Question

The function $f\left(x\right)=x^2+bx+c$, where $b$ and $c$ are real constants describes

• A. One-One mapping
• B. Onto mapping
• C. Not one-one by onto mapping
• D. Neither one-one nor onto mapping

Answer 1

The correct option is D

Neither one-one nor onto mapping

Find the mapping of the given function

Given, $f\left(x\right)=x^2+bx+c$

Therefore $f\left(x\right)$ is a quadratic equation

Now,

$$\begin{gathered} y=f\left(x\right) \\ =x^2+bx+c \\ =x^2+2\frac{b}{2}x+\frac{b^2}{4}+c-\frac{b^2}{4} \\ ={\left(x-\frac{b}{2}\right)}^2+c-\frac{b^2}{4} \end{gathered}$$

So it is upward parabola.

For one element in co-domain this is exactly two pre-image. .

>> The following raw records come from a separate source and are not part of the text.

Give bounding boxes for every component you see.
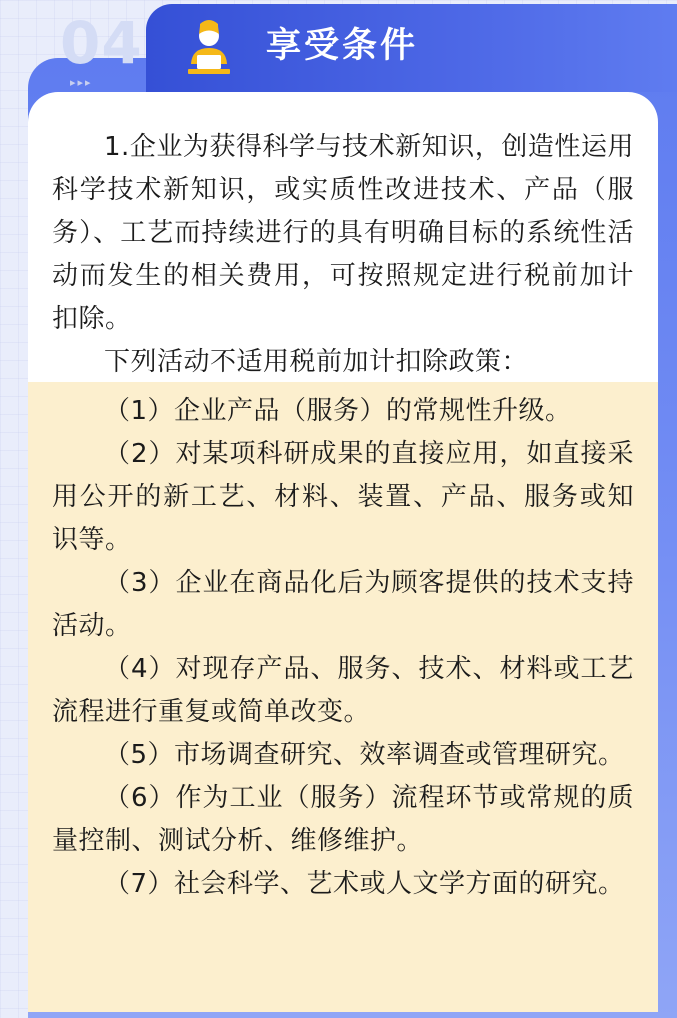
content-card <box>28 92 658 1012</box>
list-item: （6）作为工业（服务）流程环节或常规的质量控制、测试分析、维修维护。 <box>52 783 634 856</box>
list-item: （2）对某项科研成果的直接应用，如直接采用公开的新工艺、材料、装置、产品、服务或知识等。 <box>52 439 634 555</box>
exclusion-list-panel <box>28 382 658 1012</box>
list-item: （7）社会科学、艺术或人文学方面的研究。 <box>104 869 625 899</box>
exclusion-intro: 下列活动不适用税前加计扣除政策： <box>104 347 529 377</box>
card-body <box>52 126 634 384</box>
section-title: 享受条件 <box>266 26 419 66</box>
list-item: （4）对现存产品、服务、技术、材料或工艺流程进行重复或简单改变。 <box>52 654 634 727</box>
list-item: （1）企业产品（服务）的常规性升级。 <box>104 396 572 426</box>
list-item: （3）企业在商品化后为顾客提供的技术支持活动。 <box>52 568 634 641</box>
person-at-laptop-icon <box>186 18 232 80</box>
section-dots: ▸▸▸ <box>70 76 93 89</box>
list-item: （5）市场调查研究、效率调查或管理研究。 <box>104 740 625 770</box>
section-number: 04 <box>60 9 143 77</box>
definition-paragraph: 1.企业为获得科学与技术新知识，创造性运用科学技术新知识，或实质性改进技术、产品（服务）、工艺而持续进行的具有明确目标的系统性活动而发生的相关费用，可按照规定进行税前加计扣除。 <box>52 132 634 334</box>
exclusion-list <box>52 390 634 906</box>
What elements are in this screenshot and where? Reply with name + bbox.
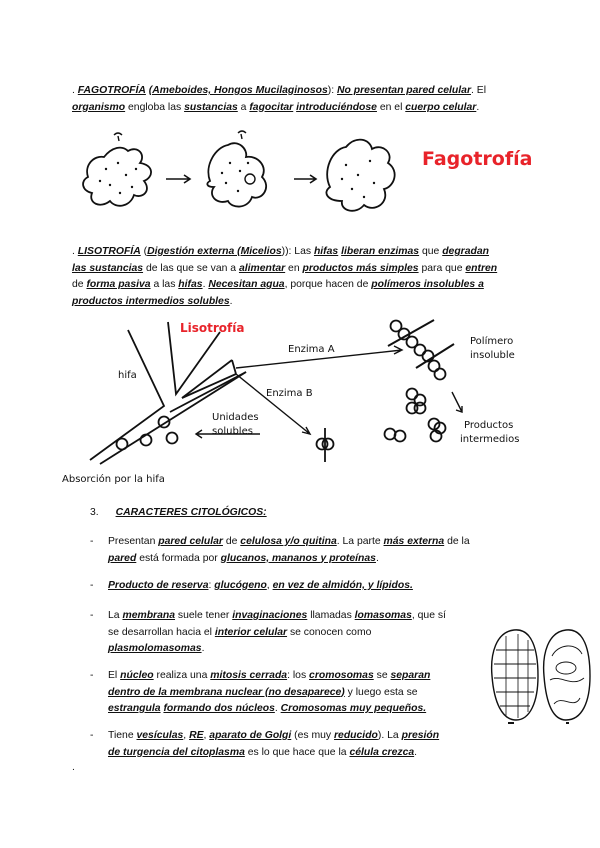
- section-3-heading: [90, 505, 267, 522]
- fagotrofia-paragraph: [72, 83, 532, 116]
- bullet-2: [108, 578, 508, 595]
- trailing-dot: .: [72, 762, 75, 773]
- lisotrofia-paragraph: [72, 244, 534, 310]
- text: glucanos, mananos y proteínas: [220, 552, 376, 564]
- text: El: [108, 670, 118, 681]
- text: presión: [401, 730, 440, 741]
- bullet-dash: -: [90, 610, 94, 621]
- text: .: [201, 643, 205, 654]
- text: invaginaciones: [232, 610, 308, 621]
- text: núcleo: [120, 670, 154, 681]
- text: hifas: [178, 279, 203, 290]
- text: membrana: [122, 610, 176, 621]
- text: .: [72, 246, 78, 257]
- text: degradan: [442, 246, 489, 257]
- text: reducido: [334, 730, 378, 741]
- section-title: CARACTERES CITOLÓGICOS:: [115, 507, 267, 518]
- text: aparato de Golgi: [209, 730, 292, 741]
- fagotrofia-figure: [70, 125, 550, 225]
- label-polimero-2: insoluble: [470, 350, 515, 361]
- text: , que sí: [411, 610, 446, 621]
- bullet-dash: -: [90, 536, 94, 547]
- lead-dot: .: [72, 85, 78, 96]
- text: :: [208, 580, 212, 591]
- text: engloba las: [128, 101, 182, 113]
- text: cromosomas: [309, 670, 374, 681]
- text: (es muy: [294, 730, 332, 741]
- text: Producto de reserva: [108, 580, 209, 591]
- text: más externa: [383, 536, 445, 547]
- text: plasmolomasomas: [108, 643, 202, 654]
- text: que: [421, 246, 440, 257]
- text: suele tener: [177, 610, 230, 621]
- text: . La parte: [336, 536, 381, 547]
- bullet-dash: -: [90, 730, 94, 741]
- text: pared: [108, 552, 137, 564]
- text: .: [274, 703, 278, 714]
- label-productos-2: intermedios: [460, 434, 520, 445]
- text: en vez de almidón, y lípidos.: [272, 580, 413, 591]
- term-fagotrofia: FAGOTROFÍA: [77, 85, 146, 96]
- text: .: [229, 295, 233, 307]
- term-lisotrofia: LISOTROFÍA: [77, 246, 141, 257]
- label-polimero-1: Polímero: [470, 336, 514, 347]
- text: entren: [465, 262, 498, 274]
- text: . El: [470, 85, 486, 96]
- text: se: [376, 670, 388, 681]
- text: se conocen como: [289, 626, 372, 638]
- text: en el: [379, 101, 403, 113]
- text: , porque hacen de: [284, 279, 369, 290]
- text: La: [108, 610, 120, 621]
- paren-fagotrofia: (Ameboides, Hongos Mucilaginosos: [148, 85, 328, 96]
- text: realiza una: [156, 670, 208, 681]
- bullet-5: [108, 728, 508, 761]
- text: Cromosomas muy pequeños.: [280, 703, 427, 714]
- text: )): Las: [281, 246, 312, 257]
- text: está formada por: [139, 552, 218, 564]
- text: de: [225, 536, 238, 547]
- text: para que: [421, 262, 463, 274]
- text: .: [414, 746, 418, 758]
- text: fagocitar: [249, 101, 294, 113]
- text: introduciéndose: [296, 101, 377, 113]
- text: a: [240, 101, 247, 113]
- text: productos más simples: [302, 262, 419, 274]
- text: ,: [203, 730, 207, 741]
- text: .: [202, 279, 206, 290]
- lisotrofia-diagram: [60, 316, 540, 490]
- text: separan: [390, 670, 431, 681]
- text: Digestión externa (Micelios: [147, 246, 282, 257]
- text: alimentar: [238, 262, 286, 274]
- text: ). La: [377, 730, 399, 741]
- text: No presentan pared celular: [337, 85, 471, 96]
- text: interior celular: [214, 626, 288, 638]
- text: polímeros insolubles a: [371, 279, 484, 290]
- text: ,: [266, 580, 270, 591]
- text: se desarrollan hacia el: [108, 626, 212, 638]
- bullet-4: [108, 668, 478, 718]
- bullet-1: [108, 534, 508, 567]
- text: es lo que hace que la: [247, 746, 347, 758]
- text: llamadas: [310, 610, 352, 621]
- text: hifas: [313, 246, 339, 257]
- lisotrofia-title: Lisotrofía: [180, 321, 245, 335]
- text: y luego esta se: [347, 686, 418, 698]
- text: liberan enzimas: [341, 246, 420, 257]
- bullet-3: [108, 608, 478, 658]
- text: : los: [287, 670, 307, 681]
- text: formando dos núcleos: [163, 703, 275, 714]
- text: de las que se van a: [145, 262, 237, 274]
- bullet-dash: -: [90, 580, 94, 591]
- text: a las: [153, 279, 176, 290]
- text: celulosa y/o quitina: [240, 536, 337, 547]
- text: dentro de la membrana nuclear (no desaparece): [108, 686, 345, 698]
- text: en: [288, 262, 300, 274]
- label-enzima-b: Enzima B: [266, 388, 313, 399]
- text: de: [72, 279, 84, 290]
- cell-illustration: [488, 624, 596, 728]
- text: .: [375, 552, 379, 564]
- text: productos intermedios solubles: [72, 295, 230, 307]
- text: (: [143, 246, 148, 257]
- text: forma pasiva: [86, 279, 151, 290]
- text: vesículas: [136, 730, 184, 741]
- text: Necesitan agua: [208, 279, 285, 290]
- fagotrofia-figure-title: Fagotrofía: [422, 148, 533, 170]
- text: de la: [447, 536, 470, 547]
- text: estrangula: [108, 703, 161, 714]
- text: organismo: [72, 101, 126, 113]
- text: de turgencia del citoplasma: [108, 746, 245, 758]
- text: glucógeno: [214, 580, 267, 591]
- text: .: [476, 101, 480, 113]
- text: Presentan: [108, 536, 156, 547]
- label-productos-1: Productos: [464, 420, 514, 431]
- label-enzima-a: Enzima A: [288, 344, 335, 355]
- section-number: 3.: [90, 507, 99, 518]
- text: ,: [183, 730, 187, 741]
- bullet-dash: -: [90, 670, 94, 681]
- text: mitosis cerrada: [210, 670, 288, 681]
- label-unidades-2: solubles: [212, 426, 253, 437]
- label-absorcion: Absorción por la hifa: [62, 474, 165, 485]
- text: pared celular: [158, 536, 223, 547]
- text: ):: [327, 85, 335, 96]
- text: las sustancias: [72, 262, 144, 274]
- text: sustancias: [184, 101, 238, 113]
- text: RE: [189, 730, 204, 741]
- text: lomasomas: [354, 610, 412, 621]
- label-unidades-1: Unidades: [212, 412, 259, 423]
- text: célula crezca: [349, 746, 415, 758]
- text: cuerpo celular: [405, 101, 477, 113]
- text: Tiene: [108, 730, 134, 741]
- label-hifa: hifa: [118, 370, 137, 381]
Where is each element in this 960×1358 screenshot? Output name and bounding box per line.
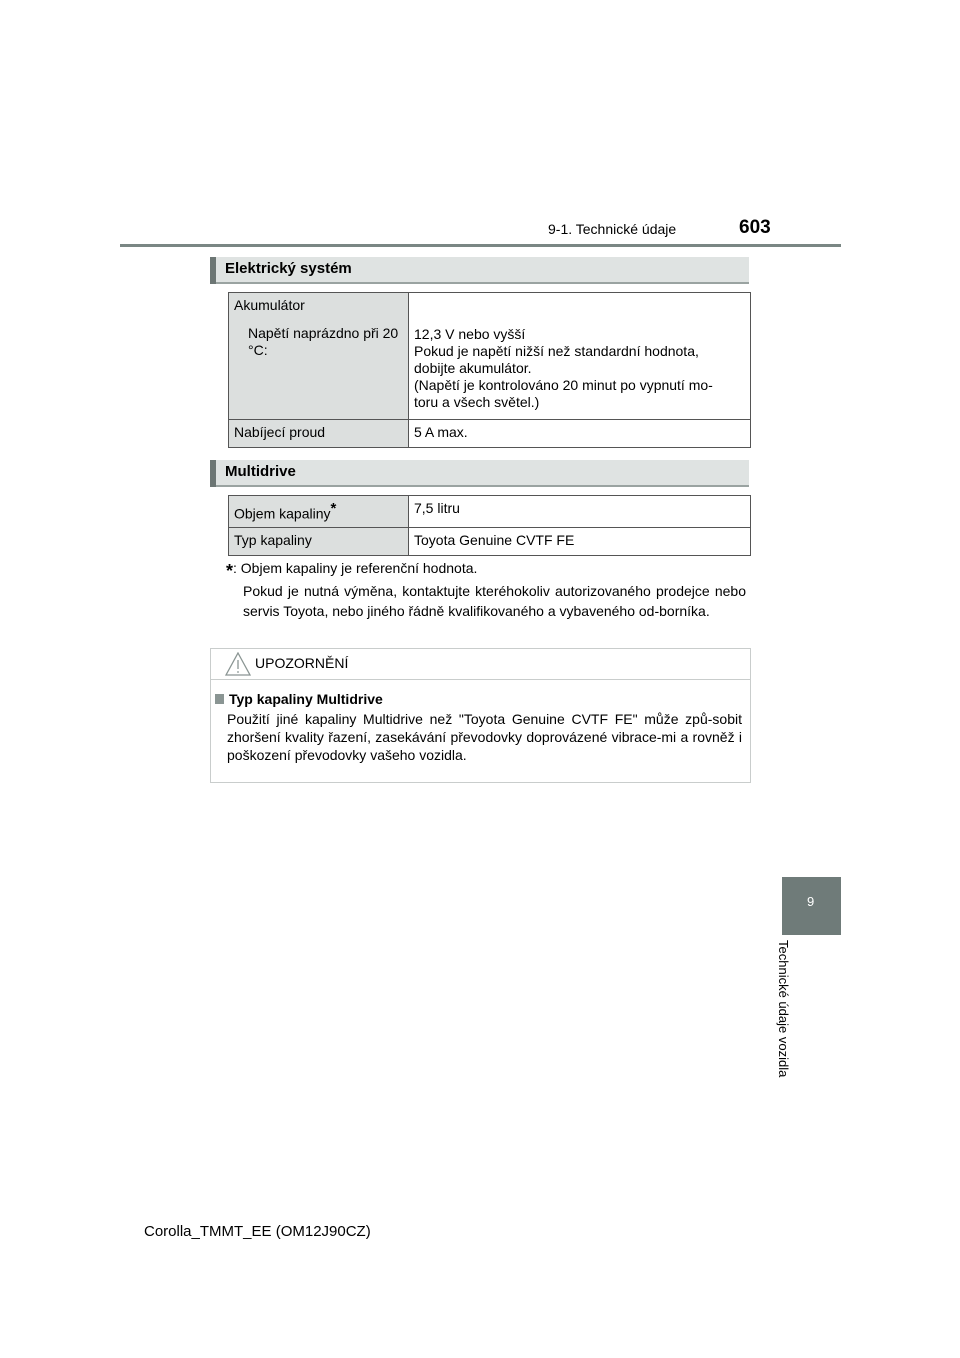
table-row xyxy=(229,420,751,448)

Hence by the definition of onto map it is not onto.

Now let $x_1,x_2\in x$

If it is one one then $f\left(x_1\right)=f\left(x_2\right)$ will imply $x_1=x_2$

$$\begin{gathered} \therefore f\left(x_1\right)=f\left(x_2\right) \\ \Rightarrow {x_1}^2+b{x}_1+c={x_2}^2+b{x}_2+c \\ \Rightarrow {x_1}^2-{x_2}^2=b\left(x_2-x_1\right) \\ \Rightarrow \left(x_1-x_2\right)\left(x_1+x_2\right)=b\left(x_2-x_1\right) \\ \Rightarrow x_1+x_2=-b \\ \Rightarrow x_1\ne x_2 \end{gathered}$$

Therefore, the function is not one-one

Hence, it is neither one-one mapping nor onto mapping.

Hence, the correct option is $\left(\mathrm{D}\right)$.